Couldn't agree more. Unfortunately I think most people's exposure to the story comes from the campy movie.
Yeah – I know that’s satire as well, but I don’t find it very well done. I like Robocop, but that one is a bit too much have your fascist action movie cake and eat it too anvilicciousness.
Wow. So just white problems, eh?
I'm a white Christian straight guy, and feel quite well served by our country.
I'm all over the place in mass media, as the default hero, villain, schlub, savior, whatever I want to see.
Immigrants are great to work with, and seem to get what America means quite a bit better than you.
‘demographically replaced as a matter of policy’
Whites make up 78% of the US population you absolute dramaflake. 65% of the population are Christians. Maybe not all of them are white and don’t count, hey, that’s between you and your God.
"Fogerty believes the recruiter dated the paperwork to take effect before the draft letter arrived."
He was a fortunate son as well.
78%, you utter melt.
It's not lauded and praised.
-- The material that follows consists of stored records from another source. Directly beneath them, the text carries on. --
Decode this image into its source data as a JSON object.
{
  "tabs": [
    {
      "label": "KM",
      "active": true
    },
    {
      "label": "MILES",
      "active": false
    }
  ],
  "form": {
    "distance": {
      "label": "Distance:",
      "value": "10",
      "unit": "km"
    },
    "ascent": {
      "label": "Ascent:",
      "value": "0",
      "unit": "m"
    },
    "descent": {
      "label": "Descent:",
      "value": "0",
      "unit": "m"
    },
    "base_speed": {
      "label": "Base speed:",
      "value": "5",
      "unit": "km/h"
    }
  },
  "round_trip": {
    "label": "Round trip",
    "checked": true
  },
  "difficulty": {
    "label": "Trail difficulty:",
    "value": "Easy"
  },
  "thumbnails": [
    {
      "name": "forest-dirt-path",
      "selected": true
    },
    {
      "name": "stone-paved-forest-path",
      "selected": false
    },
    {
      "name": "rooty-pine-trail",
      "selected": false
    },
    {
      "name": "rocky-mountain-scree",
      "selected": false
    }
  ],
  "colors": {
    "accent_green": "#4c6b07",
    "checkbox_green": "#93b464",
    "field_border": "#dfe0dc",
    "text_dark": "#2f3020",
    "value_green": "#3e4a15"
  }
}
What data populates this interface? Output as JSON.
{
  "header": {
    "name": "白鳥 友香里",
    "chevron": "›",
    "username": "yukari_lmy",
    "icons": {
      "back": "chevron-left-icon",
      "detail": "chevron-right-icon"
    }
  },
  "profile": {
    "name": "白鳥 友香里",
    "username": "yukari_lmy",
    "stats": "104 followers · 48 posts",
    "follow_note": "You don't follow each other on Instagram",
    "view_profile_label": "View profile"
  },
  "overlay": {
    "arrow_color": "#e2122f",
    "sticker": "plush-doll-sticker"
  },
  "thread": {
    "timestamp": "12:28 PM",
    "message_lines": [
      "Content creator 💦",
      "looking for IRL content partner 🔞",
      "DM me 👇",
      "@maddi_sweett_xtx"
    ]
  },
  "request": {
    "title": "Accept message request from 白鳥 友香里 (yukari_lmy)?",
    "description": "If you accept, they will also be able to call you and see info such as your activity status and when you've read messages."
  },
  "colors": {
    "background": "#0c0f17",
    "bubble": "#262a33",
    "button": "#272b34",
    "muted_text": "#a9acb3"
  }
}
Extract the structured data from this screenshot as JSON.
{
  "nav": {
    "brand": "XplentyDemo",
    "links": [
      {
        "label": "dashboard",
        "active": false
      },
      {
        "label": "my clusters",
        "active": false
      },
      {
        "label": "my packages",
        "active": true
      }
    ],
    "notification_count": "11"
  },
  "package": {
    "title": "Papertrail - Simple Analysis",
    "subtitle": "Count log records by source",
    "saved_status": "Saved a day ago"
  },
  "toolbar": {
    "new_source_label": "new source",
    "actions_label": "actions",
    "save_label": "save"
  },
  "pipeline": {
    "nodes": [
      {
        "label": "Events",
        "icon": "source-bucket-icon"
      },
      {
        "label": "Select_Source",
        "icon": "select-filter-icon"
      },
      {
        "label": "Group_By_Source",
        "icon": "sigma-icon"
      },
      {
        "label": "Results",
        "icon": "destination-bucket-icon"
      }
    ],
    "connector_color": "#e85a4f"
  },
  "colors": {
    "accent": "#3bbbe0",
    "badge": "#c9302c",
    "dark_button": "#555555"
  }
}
I know this because except for a few malcontents *no one cares* about where white skin is in the total population of the US.
What's happening? Nothing. Nothing is happening worth caring about. And no one does care!
I saw some "huh" stories about the loss of the majority (still gonna be a plurality for a while), but everything else is what you and your fearful racist ass bring to the equation.
Harry Harrison’s Bill The Galactic Hero took the piss out of it (I mean the book, of course) while managing to be both extremely funny and way more brutally anti-war.
Hehe.
Switching from government to politicians, eh? That's kind of the whole deal!
No, I feel comfortable saying that deploying the "You think our country’s so innocent" defense of Putin is what puts someone on the Trump side of things.
Heinlein releases Starship Troopers, what might be caller a YA novel nowadays.
1950s Beatniks: But...but it glorifies the military!
Heinlein: You're damned right it does.
Whipping soldiers is a bit old school, but the whole aspect about serving guarantees right to vote is not that far from what Europe did for many decades after WWII, where people took a year or two after high school for mandatory service, then went to college or trade school or work.
The only difference is in Heinlein's world, you had a choice on whether to serve, with a reward if you did. So, nicer than Europe, model society for beatniks of all decades.
I take your point, but when the individual has argued that the U.S. should have formed an alliance with Nazi Germany against the Allies, the pieces start to fall into place a bit.
Your demographic is not being deliberately replaced. Christ no wonder Trump wrapped you round his fingers.
Meh, it was typically Golden Age libertarian fantasy where societies were ordered with perfect sci fi logic and/or protagonists solved everything through the application of rigorous sci fi logic. I preferred it when Asimov did it with robots or galactic societies. Personally I always found Heinlein borderline unreadable.
Krayt didn't notice that Rico starts as an aimless but complex kid, and ends being so cut off from his emotions he can't figure why the drops make him shake.
There's early late and middle Heinlein, each with some pretty strong flaws and qualities.
Oh I read it, and a few others, I just found his prose a slog, which I know is an odd complaint about Golden Age sci fi where prose didn't exactly sing unless it was Samuel Delaney or Ursula Le Guin.
Sounds like Fogerty didn't have a father who could arrange a rank of Major Bone Spurs.